Gute Kumpels: Wie Manuel Akanji BVB-Youngster Gio Reyna unterstützt

Borussia Dortmund

BVB-Youngster Gio Reyna erlebte unlängst ein sportliches Tief, abseits des Rasens bereitet ihm die coronabedingte Isolation Probleme. Manuel Akanji verrät, wie er Reyna hilft.

Dortmund

, 04.05.2021, 16:08 Uhr / Lesedauer: 2 min
Torschütze Gio Reyna (M.) freut sich zusammen mit BVB-Verteidiger Manuel Akanji (r.) über einen Treffer.

Torschütze Gio Reyna (M.) freut sich zusammen mit BVB-Verteidiger Manuel Akanji (r.) über einen Treffer. © picture alliance/dpa

Was er kocht, hat er nicht verraten. Vielleicht kommt auch nur der Lieferdienst. Tragisch wäre das nicht. Im Gegenteil. Schmackhafte Alternativen gibt es im Großraum Dortmund schließlich reichlich. Es geht um Akanjis Geste an sich. Denn der Schweizer ist für BVB-Youngster Gio Reyna gerade in der schweren Zeit ein richtig wichtiger Freund. In Akanji hat Reyna eine wichtige Bezugsperson gefunden, der Innenverteidiger lädt Borussia Dortmunds junge Offensivkraft oft zum Essen ein. Dabei leistet er nicht nur kulinarische Unterstützung.

BVB-Innenverteidiger Manuel Akanji: „Es ist nicht einfach für einen jungen Spieler“

„Es ist nicht einfach für einen jungen Spieler, aus Amerika hierher zu kommen, ganz allein und weit weg von seiner Familie“, erklärte BVB-Verteidiger Akanji unlängst gegenüber bundesliga.com. Gio Reyna ist erst 18 Jahre alt. Ein Teenager. Alleine in der großen und lauten Welt des Fußballs. Der Druck ist enorm, durch die coronabedingte Isolation gestaltete sich seine Situation nicht gerade leichter.

Jetzt lesen

Akanji, der es als Innenverteidiger des BVB gewohnt ist, der Retter in der Not zu sein, war also zur Stelle. Nicht mit einer beherzten Grätsche oder einem klärenden Kopfball, sondern mit viel Zeit und klugen Gesprächen. Reyna und er sind fast Nachbarn, die beiden BVB-Profis wohnen nur zwei Minuten voneinander entfernt. „Also bringe ich ihn jeden Tag zum Training, bis er seinen Führerschein hat, und lade ihn zum Essen ein, damit er sich nicht allein fühlt“, sagte der 25-jährige Akanji.

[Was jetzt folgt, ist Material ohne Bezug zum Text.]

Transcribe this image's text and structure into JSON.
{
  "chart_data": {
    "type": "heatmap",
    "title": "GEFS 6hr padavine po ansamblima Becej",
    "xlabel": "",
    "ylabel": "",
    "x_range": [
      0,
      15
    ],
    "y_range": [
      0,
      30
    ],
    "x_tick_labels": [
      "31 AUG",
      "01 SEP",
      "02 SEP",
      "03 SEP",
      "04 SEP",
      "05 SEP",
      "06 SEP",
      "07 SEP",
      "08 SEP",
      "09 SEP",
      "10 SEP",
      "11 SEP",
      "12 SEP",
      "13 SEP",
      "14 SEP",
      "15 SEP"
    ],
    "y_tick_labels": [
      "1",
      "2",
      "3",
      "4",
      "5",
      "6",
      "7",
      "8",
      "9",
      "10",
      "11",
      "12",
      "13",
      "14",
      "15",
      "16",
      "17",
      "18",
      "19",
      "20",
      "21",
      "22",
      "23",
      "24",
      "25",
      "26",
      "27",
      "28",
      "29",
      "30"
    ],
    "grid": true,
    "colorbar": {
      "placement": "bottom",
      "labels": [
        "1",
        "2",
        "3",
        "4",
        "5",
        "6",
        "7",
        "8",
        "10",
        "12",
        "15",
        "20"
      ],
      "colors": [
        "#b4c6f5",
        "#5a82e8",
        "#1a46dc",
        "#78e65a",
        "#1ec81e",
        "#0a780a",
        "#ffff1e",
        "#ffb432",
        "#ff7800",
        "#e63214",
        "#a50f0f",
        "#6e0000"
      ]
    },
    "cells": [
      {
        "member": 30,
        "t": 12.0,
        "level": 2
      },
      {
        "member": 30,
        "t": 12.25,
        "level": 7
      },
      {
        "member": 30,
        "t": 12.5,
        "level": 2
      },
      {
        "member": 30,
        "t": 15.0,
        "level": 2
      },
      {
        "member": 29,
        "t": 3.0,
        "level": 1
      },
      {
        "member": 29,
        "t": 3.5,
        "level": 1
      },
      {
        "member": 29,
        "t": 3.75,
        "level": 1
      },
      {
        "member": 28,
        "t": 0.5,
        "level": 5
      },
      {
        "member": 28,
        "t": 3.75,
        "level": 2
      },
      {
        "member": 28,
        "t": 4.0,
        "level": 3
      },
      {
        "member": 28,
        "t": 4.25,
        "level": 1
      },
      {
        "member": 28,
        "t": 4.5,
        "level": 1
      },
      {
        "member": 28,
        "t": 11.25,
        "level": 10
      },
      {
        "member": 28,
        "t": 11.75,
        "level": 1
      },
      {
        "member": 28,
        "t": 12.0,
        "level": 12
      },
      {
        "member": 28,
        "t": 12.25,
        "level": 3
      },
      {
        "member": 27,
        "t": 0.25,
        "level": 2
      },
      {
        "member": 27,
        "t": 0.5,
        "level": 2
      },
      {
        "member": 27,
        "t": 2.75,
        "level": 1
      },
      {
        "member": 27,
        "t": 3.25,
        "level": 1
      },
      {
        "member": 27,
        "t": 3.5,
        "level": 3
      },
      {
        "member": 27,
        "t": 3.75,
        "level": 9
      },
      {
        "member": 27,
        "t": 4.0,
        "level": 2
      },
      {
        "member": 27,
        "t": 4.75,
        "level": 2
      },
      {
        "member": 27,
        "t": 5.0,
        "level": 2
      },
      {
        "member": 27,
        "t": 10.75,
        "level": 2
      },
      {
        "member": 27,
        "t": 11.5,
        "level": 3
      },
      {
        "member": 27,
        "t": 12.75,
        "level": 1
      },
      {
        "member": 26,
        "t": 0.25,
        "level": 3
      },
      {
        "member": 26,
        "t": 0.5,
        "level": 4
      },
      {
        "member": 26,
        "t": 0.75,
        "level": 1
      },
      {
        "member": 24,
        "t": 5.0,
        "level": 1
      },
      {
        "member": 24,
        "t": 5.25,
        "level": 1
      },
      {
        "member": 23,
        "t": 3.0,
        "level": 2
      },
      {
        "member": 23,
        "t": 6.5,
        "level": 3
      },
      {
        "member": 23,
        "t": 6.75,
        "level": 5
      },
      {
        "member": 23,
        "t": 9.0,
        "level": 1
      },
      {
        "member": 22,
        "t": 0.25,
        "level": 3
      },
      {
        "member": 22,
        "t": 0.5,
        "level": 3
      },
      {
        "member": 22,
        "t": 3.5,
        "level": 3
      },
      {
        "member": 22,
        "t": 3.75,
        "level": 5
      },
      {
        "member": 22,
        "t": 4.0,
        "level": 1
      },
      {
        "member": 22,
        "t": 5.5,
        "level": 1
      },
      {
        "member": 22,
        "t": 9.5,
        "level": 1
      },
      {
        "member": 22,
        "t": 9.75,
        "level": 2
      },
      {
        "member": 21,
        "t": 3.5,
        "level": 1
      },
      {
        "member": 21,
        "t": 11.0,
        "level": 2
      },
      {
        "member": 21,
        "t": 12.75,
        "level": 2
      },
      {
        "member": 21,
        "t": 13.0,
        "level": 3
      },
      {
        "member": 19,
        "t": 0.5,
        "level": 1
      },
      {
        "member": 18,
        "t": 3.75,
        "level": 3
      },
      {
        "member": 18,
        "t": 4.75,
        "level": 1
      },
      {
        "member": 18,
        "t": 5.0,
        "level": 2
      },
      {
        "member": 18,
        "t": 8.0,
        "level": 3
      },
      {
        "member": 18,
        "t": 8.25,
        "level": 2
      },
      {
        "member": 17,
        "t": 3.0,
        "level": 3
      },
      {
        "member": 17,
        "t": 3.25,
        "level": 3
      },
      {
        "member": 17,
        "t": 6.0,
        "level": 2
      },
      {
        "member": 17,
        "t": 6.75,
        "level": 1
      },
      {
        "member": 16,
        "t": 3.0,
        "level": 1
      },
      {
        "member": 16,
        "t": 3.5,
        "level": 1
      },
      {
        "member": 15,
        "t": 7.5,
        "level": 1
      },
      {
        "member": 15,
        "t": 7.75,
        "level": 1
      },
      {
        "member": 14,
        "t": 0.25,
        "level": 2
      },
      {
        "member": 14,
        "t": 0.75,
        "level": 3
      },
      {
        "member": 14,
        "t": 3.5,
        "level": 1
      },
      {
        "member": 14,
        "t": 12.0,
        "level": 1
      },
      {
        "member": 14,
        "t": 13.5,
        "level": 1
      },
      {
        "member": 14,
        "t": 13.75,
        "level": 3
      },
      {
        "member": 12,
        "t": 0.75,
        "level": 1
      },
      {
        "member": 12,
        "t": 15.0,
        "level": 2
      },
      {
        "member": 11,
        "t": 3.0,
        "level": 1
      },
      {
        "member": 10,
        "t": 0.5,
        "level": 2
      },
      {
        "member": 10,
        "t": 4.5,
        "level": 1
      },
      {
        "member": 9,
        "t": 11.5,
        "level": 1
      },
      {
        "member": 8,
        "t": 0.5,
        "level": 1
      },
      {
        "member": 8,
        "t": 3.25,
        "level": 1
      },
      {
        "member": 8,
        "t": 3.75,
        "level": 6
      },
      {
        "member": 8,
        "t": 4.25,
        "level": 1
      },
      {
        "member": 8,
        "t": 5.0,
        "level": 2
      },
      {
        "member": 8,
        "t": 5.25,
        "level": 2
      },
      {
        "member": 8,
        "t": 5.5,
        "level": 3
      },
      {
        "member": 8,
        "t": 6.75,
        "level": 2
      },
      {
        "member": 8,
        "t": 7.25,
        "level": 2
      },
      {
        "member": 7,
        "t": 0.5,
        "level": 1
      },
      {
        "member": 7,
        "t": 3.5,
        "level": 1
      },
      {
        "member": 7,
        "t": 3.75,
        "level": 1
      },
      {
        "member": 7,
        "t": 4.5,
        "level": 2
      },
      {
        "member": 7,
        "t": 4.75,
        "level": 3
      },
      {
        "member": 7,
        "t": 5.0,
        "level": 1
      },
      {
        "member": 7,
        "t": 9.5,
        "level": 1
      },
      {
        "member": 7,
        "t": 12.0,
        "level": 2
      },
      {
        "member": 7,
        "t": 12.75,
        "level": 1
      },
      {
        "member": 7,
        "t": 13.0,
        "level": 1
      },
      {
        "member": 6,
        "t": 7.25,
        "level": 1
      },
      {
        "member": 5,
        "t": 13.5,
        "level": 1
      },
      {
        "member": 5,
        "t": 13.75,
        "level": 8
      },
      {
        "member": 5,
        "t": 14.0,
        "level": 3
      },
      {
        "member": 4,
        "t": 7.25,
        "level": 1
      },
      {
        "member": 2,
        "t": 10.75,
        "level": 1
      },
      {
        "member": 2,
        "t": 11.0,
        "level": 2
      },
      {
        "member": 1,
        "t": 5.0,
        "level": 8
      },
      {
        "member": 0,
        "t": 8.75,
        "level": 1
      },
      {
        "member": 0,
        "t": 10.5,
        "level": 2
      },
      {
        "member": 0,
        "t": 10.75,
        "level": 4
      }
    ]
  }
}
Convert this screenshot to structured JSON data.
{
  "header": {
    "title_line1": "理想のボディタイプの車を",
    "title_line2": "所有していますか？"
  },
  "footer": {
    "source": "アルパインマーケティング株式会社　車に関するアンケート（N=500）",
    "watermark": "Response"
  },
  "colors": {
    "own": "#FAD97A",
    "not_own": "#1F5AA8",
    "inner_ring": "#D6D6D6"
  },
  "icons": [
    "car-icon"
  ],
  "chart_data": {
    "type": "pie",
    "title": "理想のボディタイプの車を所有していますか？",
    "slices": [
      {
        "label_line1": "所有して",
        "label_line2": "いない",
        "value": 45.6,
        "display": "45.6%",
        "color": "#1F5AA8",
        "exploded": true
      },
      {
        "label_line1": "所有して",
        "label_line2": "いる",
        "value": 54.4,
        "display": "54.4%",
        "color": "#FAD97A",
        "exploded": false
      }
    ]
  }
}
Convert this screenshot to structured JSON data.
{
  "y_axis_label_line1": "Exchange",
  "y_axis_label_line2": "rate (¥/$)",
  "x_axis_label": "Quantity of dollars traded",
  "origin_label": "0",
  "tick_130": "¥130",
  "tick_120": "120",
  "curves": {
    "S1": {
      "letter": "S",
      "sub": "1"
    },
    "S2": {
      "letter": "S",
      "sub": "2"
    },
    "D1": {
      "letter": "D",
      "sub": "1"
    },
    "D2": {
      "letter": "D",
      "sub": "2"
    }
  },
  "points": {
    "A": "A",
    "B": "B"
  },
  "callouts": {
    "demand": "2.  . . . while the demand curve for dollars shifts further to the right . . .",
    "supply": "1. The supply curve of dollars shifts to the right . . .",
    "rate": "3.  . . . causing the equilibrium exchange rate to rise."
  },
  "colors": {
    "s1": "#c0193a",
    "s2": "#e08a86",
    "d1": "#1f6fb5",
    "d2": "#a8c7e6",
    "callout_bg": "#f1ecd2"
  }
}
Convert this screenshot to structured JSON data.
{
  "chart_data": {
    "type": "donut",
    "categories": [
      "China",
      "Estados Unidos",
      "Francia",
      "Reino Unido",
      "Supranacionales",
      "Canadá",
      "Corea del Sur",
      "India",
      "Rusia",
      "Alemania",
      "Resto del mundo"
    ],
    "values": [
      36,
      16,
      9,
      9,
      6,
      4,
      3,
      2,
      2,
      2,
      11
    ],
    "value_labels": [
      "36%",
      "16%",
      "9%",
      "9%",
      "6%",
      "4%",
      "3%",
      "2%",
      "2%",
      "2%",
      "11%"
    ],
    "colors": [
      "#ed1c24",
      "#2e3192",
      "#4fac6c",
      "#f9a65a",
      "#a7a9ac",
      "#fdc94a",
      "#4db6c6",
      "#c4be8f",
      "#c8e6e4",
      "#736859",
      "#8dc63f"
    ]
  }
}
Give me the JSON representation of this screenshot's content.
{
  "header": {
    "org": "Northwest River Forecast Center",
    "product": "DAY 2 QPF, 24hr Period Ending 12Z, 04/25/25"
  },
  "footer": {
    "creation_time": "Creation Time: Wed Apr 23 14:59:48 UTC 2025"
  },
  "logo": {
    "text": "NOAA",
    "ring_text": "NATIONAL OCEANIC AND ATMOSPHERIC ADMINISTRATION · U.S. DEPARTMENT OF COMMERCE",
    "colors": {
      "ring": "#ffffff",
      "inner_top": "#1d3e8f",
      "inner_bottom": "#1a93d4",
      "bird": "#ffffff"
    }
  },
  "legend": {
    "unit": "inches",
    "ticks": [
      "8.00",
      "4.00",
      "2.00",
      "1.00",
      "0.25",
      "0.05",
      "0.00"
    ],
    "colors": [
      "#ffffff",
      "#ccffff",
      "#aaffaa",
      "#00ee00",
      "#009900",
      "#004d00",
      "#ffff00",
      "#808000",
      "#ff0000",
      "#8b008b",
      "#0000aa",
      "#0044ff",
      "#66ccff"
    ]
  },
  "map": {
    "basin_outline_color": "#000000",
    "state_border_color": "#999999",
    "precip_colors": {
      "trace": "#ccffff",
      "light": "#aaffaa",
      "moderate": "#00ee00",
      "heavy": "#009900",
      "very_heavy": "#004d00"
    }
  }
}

BVB-Profi Akanji spricht über seine Rolle als Familienvater

Die Tischgespräche dürften sich dabei häufig um das runde Leder drehen. Aber auch für andere Lebenslagen wird der junge Familienvater Akanji Tipps parat haben. „Ich denke schon, Vater, Mutter, Elternteil zu werden, hilft jedem, eine andere Perspektive auf das Leben zu bekommen, mehr Verantwortung zu übernehmen und über die Entscheidungen nachzudenken, die man trifft““, meinte er.

Jetzt lesen

Reyna jedenfalls sei ein interessierter Zuhörer. „Ich verstehe mich sehr gut mit ihm, er ist noch recht jung und muss noch viel lernen, aber er ist sehr lernbereit und hört zu, wenn ich ihm etwas erklären will. Ich freue mich sehr für ihn und hoffe, dass es so weitergeht“, so Akanji. Mit eben dieser Geduld und Lernbereitschaft hat es BVB-Youngster Reyna schließlich auch aus einem kleinen fußballerischen Leistungsloch heraus geschafft. Seit dem Spiel gegen Bremen zeigt er wieder stärkere Leistungen. Das blieb auch den BVB-Bossen nicht verborgen.

BVB-Sportdirektor Michael Zorc lobt Gio Reyna

„Es sieht schon seit einigen Wochen wieder deutlich besser aus bei ihm. Er ist noch ein junger Spieler, gerade 18 Jahre alt, die Familie ist weit weg, das ist dann auch nicht so einfach. Er hatte ein normales Tief, aus dem er sich eindrucksvoll herausgearbeitet hat. Seine Torgefahr ist wieder da“, erklärte BVB-Sportdirektor Michael Zorc im Gespräch mit den Ruhr Nachrichten. Gegen Holstein Kiel ebnete Reyna mit seinem Doppelpack den Weg zum 5:0-Kantersieg und war maßgeblich am Einzug des BVB ins Finale des DFB-Pokals beteiligt. Geschmeckt hat das allen Beteiligten.